The mission of the Oregon City Business Alliance is to encourage, promote and support positive economic growth in Oregon City. To that end, the Oregon City Business Alliance has endorsed the following candidates for the Oregon City Commission, and has voiced its strong opposition to Measure 3-407.

In the past several years, Oregon City has missed key opportunities to bring new businesses and jobs to our area. Much of this has been due to indecisiveness, in-fighting, and lack of leadership on our City Commission. Tim Powell and Carol Pauli have the proven leadership skills and experience to help Oregon City realize new economic opportunities and jobs going forward.

Tim Powell has served on the Oregon City Commission and as the Chair of the Oregon City Planning Commission. Additionally, he has been active in his Neighborhood Association since its inception. With Tim’s business background and experience in the retail environment, the OCBA believes he will make an excellent choice for commissioner.

In 2011, Carol Pauli was unanimously appointed by the Oregon City Commission to fill the seat of vacated Commissioner Jim Nicita. Carol is a longtime resident of Oregon City, a successful small business owner, and an active volunteer in the community.

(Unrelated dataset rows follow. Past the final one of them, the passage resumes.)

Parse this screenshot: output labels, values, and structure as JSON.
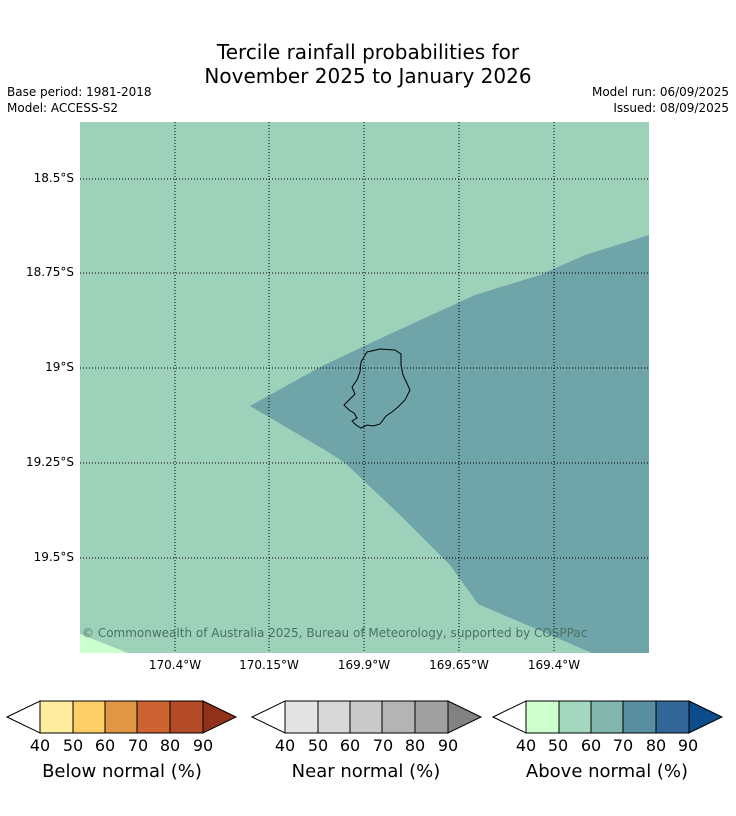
{
  "title_line1": "Tercile rainfall probabilities for",
  "title_line2": "November 2025 to January 2026",
  "meta": {
    "base_period": "Base period: 1981-2018",
    "model": "Model: ACCESS-S2",
    "model_run": "Model run: 06/09/2025",
    "issued": "Issued: 08/09/2025"
  },
  "map": {
    "lat_labels": [
      "18.5°S",
      "18.75°S",
      "19°S",
      "19.25°S",
      "19.5°S"
    ],
    "lon_labels": [
      "170.4°W",
      "170.15°W",
      "169.9°W",
      "169.65°W",
      "169.4°W"
    ],
    "background_category": "Above normal 50-60%",
    "region_category": "Above normal 70-80%",
    "corner_category": "Above normal 40-50%",
    "colors": {
      "bg": "#9ed1ba",
      "region": "#6fa5a8",
      "corner": "#ccffcc"
    },
    "copyright": "© Commonwealth of Australia 2025, Bureau of Meteorology, supported by COSPPac"
  },
  "colorbars": [
    {
      "title": "Below normal (%)",
      "colors": [
        "#ffffff",
        "#ffed9f",
        "#fdcd66",
        "#e19644",
        "#cd6232",
        "#b24b26",
        "#913119"
      ]
    },
    {
      "title": "Near normal (%)",
      "colors": [
        "#ffffff",
        "#e4e4e4",
        "#d8d8d8",
        "#c9c9c9",
        "#b4b4b4",
        "#a0a0a0",
        "#828282"
      ]
    },
    {
      "title": "Above normal (%)",
      "colors": [
        "#ffffff",
        "#ccffcc",
        "#a3d7bf",
        "#81b6aa",
        "#588e9f",
        "#326698",
        "#0d4c8a"
      ]
    }
  ],
  "ticks": [
    "40",
    "50",
    "60",
    "70",
    "80",
    "90"
  ]
}
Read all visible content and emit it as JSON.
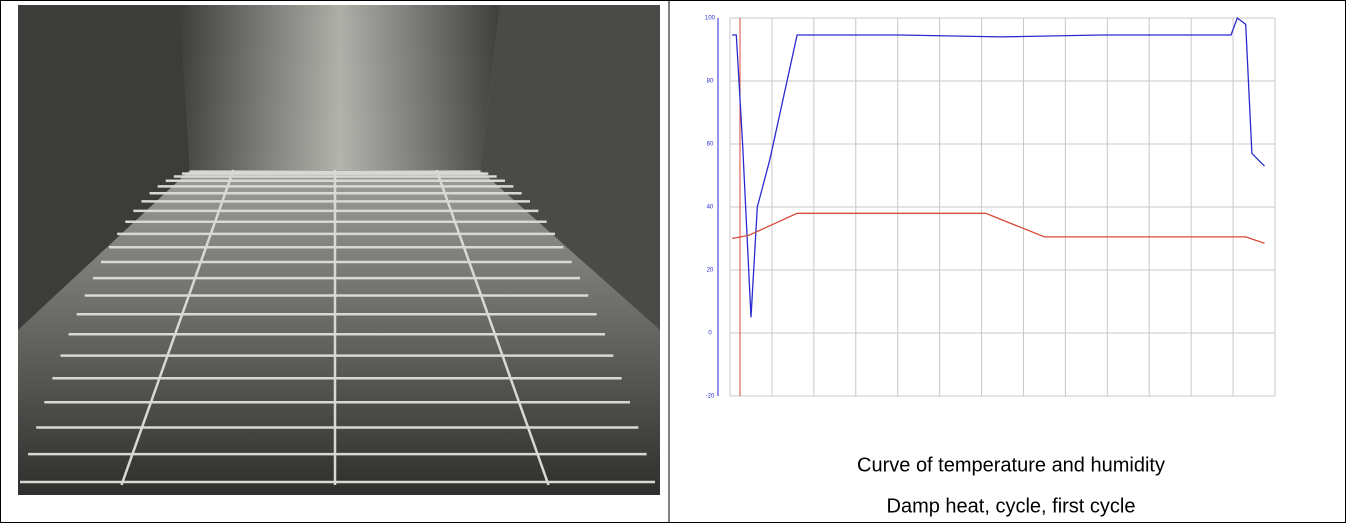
{
  "captions": [
    "Curve of temperature and humidity",
    "Damp heat, cycle, first cycle"
  ],
  "chart_data": {
    "type": "line",
    "xlim": [
      0,
      26
    ],
    "xticks": [
      0,
      2,
      4,
      6,
      8,
      10,
      12,
      14,
      16,
      18,
      20,
      22,
      24,
      26
    ],
    "ylim": [
      -20,
      100
    ],
    "yticks": [
      -20,
      0,
      20,
      40,
      60,
      80,
      100
    ],
    "grid": true,
    "series": [
      {
        "color": "#2a2ad0",
        "x": [
          0.1,
          0.3,
          0.6,
          1.0,
          1.3,
          1.9,
          3.2,
          8.1,
          12.9,
          17.7,
          23.9,
          24.2,
          24.6,
          24.9,
          25.2,
          25.5
        ],
        "values": [
          94.6,
          94.6,
          60,
          5,
          40,
          55,
          94.6,
          94.6,
          94,
          94.6,
          94.6,
          100,
          98,
          57,
          55,
          53
        ]
      },
      {
        "color": "#d84a3a",
        "x": [
          0.1,
          0.9,
          3.2,
          12.2,
          15,
          24.6,
          25.5
        ],
        "values": [
          30,
          31,
          38,
          38,
          30.5,
          30.5,
          28.5
        ]
      }
    ]
  }
}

Tim and Carol believe healthy communities begin with leadership that is committed to building a strong economic foundation. They are ready to embrace business opportunities that bring new jobs for our citizens, increase property values, and provide improved funding for our schools, libraries, parks and other vital city services.

Tim and Carol want people to know, “Oregon City is open for business!” We believe these leaders have the intelligence, drive, and skills to move Oregon City forward.

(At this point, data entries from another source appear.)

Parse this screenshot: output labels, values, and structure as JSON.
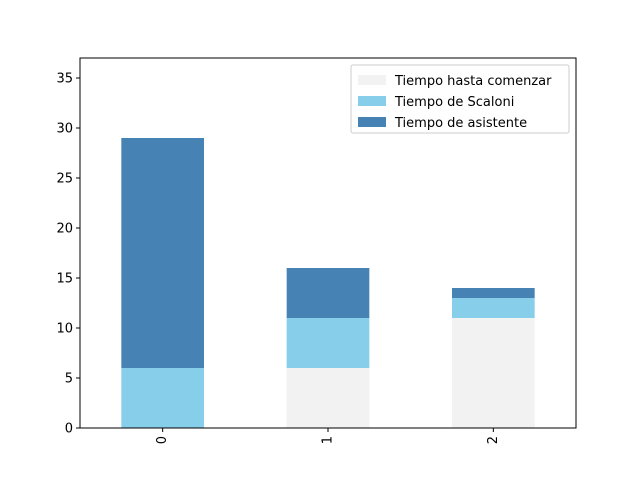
{
  "chart_data": {
    "type": "bar",
    "stacked": true,
    "categories": [
      "0",
      "1",
      "2"
    ],
    "series": [
      {
        "name": "Tiempo hasta comenzar",
        "values": [
          0,
          6,
          11
        ],
        "color": "#f2f2f2"
      },
      {
        "name": "Tiempo de Scaloni",
        "values": [
          6,
          5,
          2
        ],
        "color": "#87ceeb"
      },
      {
        "name": "Tiempo de asistente",
        "values": [
          23,
          5,
          1
        ],
        "color": "#4682b4"
      }
    ],
    "title": "",
    "xlabel": "",
    "ylabel": "",
    "ylim": [
      0,
      37
    ],
    "yticks": [
      0,
      5,
      10,
      15,
      20,
      25,
      30,
      35
    ],
    "xtick_rotation": 90,
    "grid": false,
    "legend_position": "top-right"
  }
}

Measure 3-407 is being framed by proponents as a “right to vote” issue, but this is misleading.

In 2011, recalled Commissioner Jim Nicita led an effort to change Oregon City’s charter using the same exact ballot language being used today in Measure 3-407. At that time, 400 concerned citizens turned out to a City Commission meeting to protest Nicita’s charter-change effort knowing that its passage would kill new business opportunities like The Rivers and Cabela’s. Nicita did not listen to his constituents and was subsequently recalled.

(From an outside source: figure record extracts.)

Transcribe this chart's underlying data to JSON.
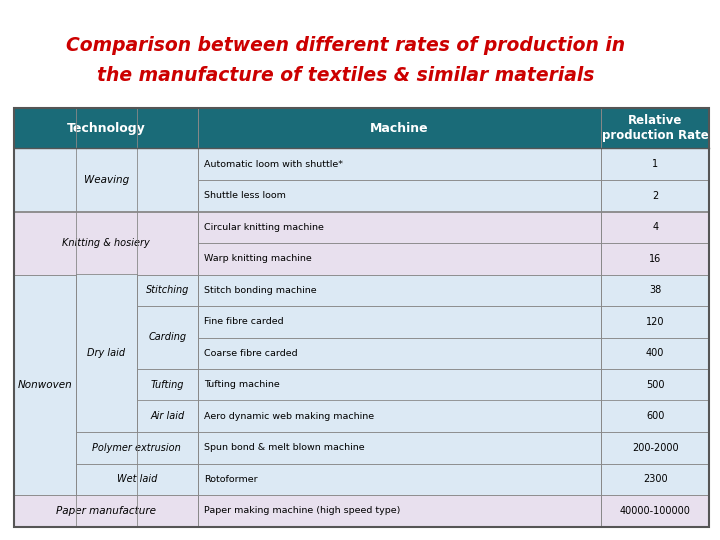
{
  "title_line1": "Comparison between different rates of production in",
  "title_line2": "the manufacture of textiles & similar materials",
  "title_color": "#cc0000",
  "header_bg": "#1a6b78",
  "header_text_color": "#ffffff",
  "bg_white": "#ffffff",
  "bg_blue": "#dce9f4",
  "bg_lavender": "#e8e0ee",
  "border_color": "#888888",
  "cell_border": "#aaaaaa",
  "machines": [
    "Automatic loom with shuttle*",
    "Shuttle less loom",
    "Circular knitting machine",
    "Warp knitting machine",
    "Stitch bonding machine",
    "Fine fibre carded",
    "Coarse fibre carded",
    "Tufting machine",
    "Aero dynamic web making machine",
    "Spun bond & melt blown machine",
    "Rotoformer",
    "Paper making machine (high speed type)"
  ],
  "rates": [
    "1",
    "2",
    "4",
    "16",
    "38",
    "120",
    "400",
    "500",
    "600",
    "200-2000",
    "2300",
    "40000-100000"
  ],
  "row_bgs": [
    "#dce9f4",
    "#dce9f4",
    "#e8e0ee",
    "#e8e0ee",
    "#dce9f4",
    "#dce9f4",
    "#dce9f4",
    "#dce9f4",
    "#dce9f4",
    "#dce9f4",
    "#dce9f4",
    "#e8e0ee"
  ],
  "n_rows": 12,
  "figsize": [
    7.2,
    5.4
  ],
  "dpi": 100
}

Measure 3-407 is the exact same measure Nicita and his group used in 2011—only this time it is being framed as your right to vote. Make no mistake; the intent of this measure is to politicize current and future urban-renewal investment efforts and to discourage new businesses and developers from helping to revitalize Oregon City’s sluggish economy.

For these reasons, the Oregon City Business Alliance strongly opposes Measure 3-407 and encourages citizens to support local representative government and to participate in the urban-renewal planning process through public hearings and citizen comments.